Crackdown on steel dumping into Canada coming soon, Joly says
Industry Minister Mélanie Joly says a crackdown on the dumping of cheap foreign steel into Canada is coming – a move that will help cushion the blow for the country’s big three steel producers that have been hit with U.S. President Donald Trump’s 50-per-cent tariffs.
Algoma Steel Group Inc. chief executive Michael Garcia has argued on multiple occasions that mills from China, South Korea, Malaysia, India, Vietnam, the Middle East and Turkey regularly dump steel into Canada and make it nearly impossible for the company to compete in its home market. In meetings with federal politicians over the past few days, he’s pleaded for Canada to immediately place tariffs on all of these countries.
In an interview with The Globe and Mail, Ms. Joly said she’s heard the message loud and clear, and said that action is coming on dumping, which is the practice of foreign steel mills selling below the cost of production to gain market share.
“Our goal is to make sure that we protect our jobs, and therefore we need to protect our market, and we won’t accept any form of unfair trade practices,” she said. “We need to counter dumping, period.”
Ms. Joly made the comments after a meeting with Dofasco executives and employees in Hamilton. Dofasco is owned by Luxembourg-based ArcelorMittal and is one of the big three steelmakers in Canada. Ms. Joly has talked to many CEOs in the sector over the past few days, as well as union leaders, mayors and steelworkers.
“There is urgency. We need to act quickly. I’m working right now as we speak with the CEOs and the industry with labour to find a solution to this problem within the next couple of days,” Ms. Joly said about the dumping problem.
Ottawa also is prepared to offer funding to steel companies to help preserve jobs, Ms. Joly said. Short-term loans will made available on a select basis through Ottawa’s Large Employer Emergency Financing Facility (“LEEFF”). The funding mechanism was used as an emergency mechanism for companies such as Air Canada that were hit hard during the COVID-19 pandemic.
The Canadian Steel Producers Association, which represents 17 companies, including Algoma, Dofasco and Stelco, has repeatedly advocated for antidumping duties.
Barry Zekelman, the billionaire Canadian CEO of Zekelman Industries, a big steel tube and pipe company whose business is heavily focused in the United States, has as well. Mr. Zekelman in an interview with The Globe earlier in the week said that Canada needs to wake up and immediately go after dumpers to appease Mr. Trump.
But not everyone in the Canadian steel industry is in favour of rolling out new tariffs on the rest of the world as a strategy to counter the Trump tariffs.
“I’m fine with countering the U.S. with duties. I mean, we’ve got to do something, but they’re trying to slip in a tariff on the whole world,” said Jim Ritchie, the co-founder and owner of Vancouver-based steel distribution company Cascadia Metals Ltd.

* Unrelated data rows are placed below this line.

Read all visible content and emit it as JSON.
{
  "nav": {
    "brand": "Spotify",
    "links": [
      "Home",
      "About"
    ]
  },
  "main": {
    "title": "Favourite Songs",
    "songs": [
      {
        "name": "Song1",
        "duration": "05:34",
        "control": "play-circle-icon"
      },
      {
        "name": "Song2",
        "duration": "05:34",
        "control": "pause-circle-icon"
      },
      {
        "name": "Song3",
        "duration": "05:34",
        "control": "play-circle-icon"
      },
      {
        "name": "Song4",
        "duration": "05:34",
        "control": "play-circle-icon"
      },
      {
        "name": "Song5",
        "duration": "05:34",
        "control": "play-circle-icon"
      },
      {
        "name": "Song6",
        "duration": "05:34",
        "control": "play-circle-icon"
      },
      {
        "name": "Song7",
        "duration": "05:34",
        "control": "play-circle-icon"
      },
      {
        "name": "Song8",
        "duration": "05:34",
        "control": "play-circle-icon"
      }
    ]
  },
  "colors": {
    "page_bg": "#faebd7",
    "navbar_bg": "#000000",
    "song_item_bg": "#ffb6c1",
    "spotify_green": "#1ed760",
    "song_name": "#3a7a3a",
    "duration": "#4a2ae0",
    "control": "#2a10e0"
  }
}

“That is not elbows up. That is sucking up and that is 51st state behaviour.”
While tariffs on foreign steel imports would benefit the big three Canadian steelmakers, it would damage the steel distribution sector, which includes companies such as Cascadia, Varsteel Ltd., and Russel Metals Inc., and tens of thousands of customers who buy steel from them.
Cascadia was founded in 1993 by Mr. Ritchie and his father. It generates about $1-billion in revenue a year. It services 4,000 Canadian customers in sectors such as construction, farm machinery and mining. Cascadia has 16 plants in Canada and the United States with a heavy concentration in the West. The company is a major buyer of Canadian steel but it also sources heavily from overseas suppliers such as the Koreans and Taiwanese.
In the event of Canadian tariffs on foreign steel, Cascadia’s costs will rise immediately, and Mr. Ritchie predicts that Canadian steelmakers will immediately jack up their prices, inflicting a double whammy on the company and its customers.
“Why should Canadians not be allowed to buy steel at the world market price so that they can make products and compete in the world? The special interest issue in Ontario is so toxic for the rest of Canada,” he said.
Mr. Ritchie says that dumping isn’t the huge problem that it’s made out to be in Canada and that there are other factors that make domestic producers uncompetitive. Freight charges are a major one. The cost to have steel sent by rail from Ontario to Vancouver is double what it costs to have it shipped from Asia.
“The Pacific is the cheapest highway in the world,” Mr. Ritchie said.
The way out of the trade war isn’t about appeasing Mr. Trump by cracking down on foreign imports but diversifying further away from the U.S., he said.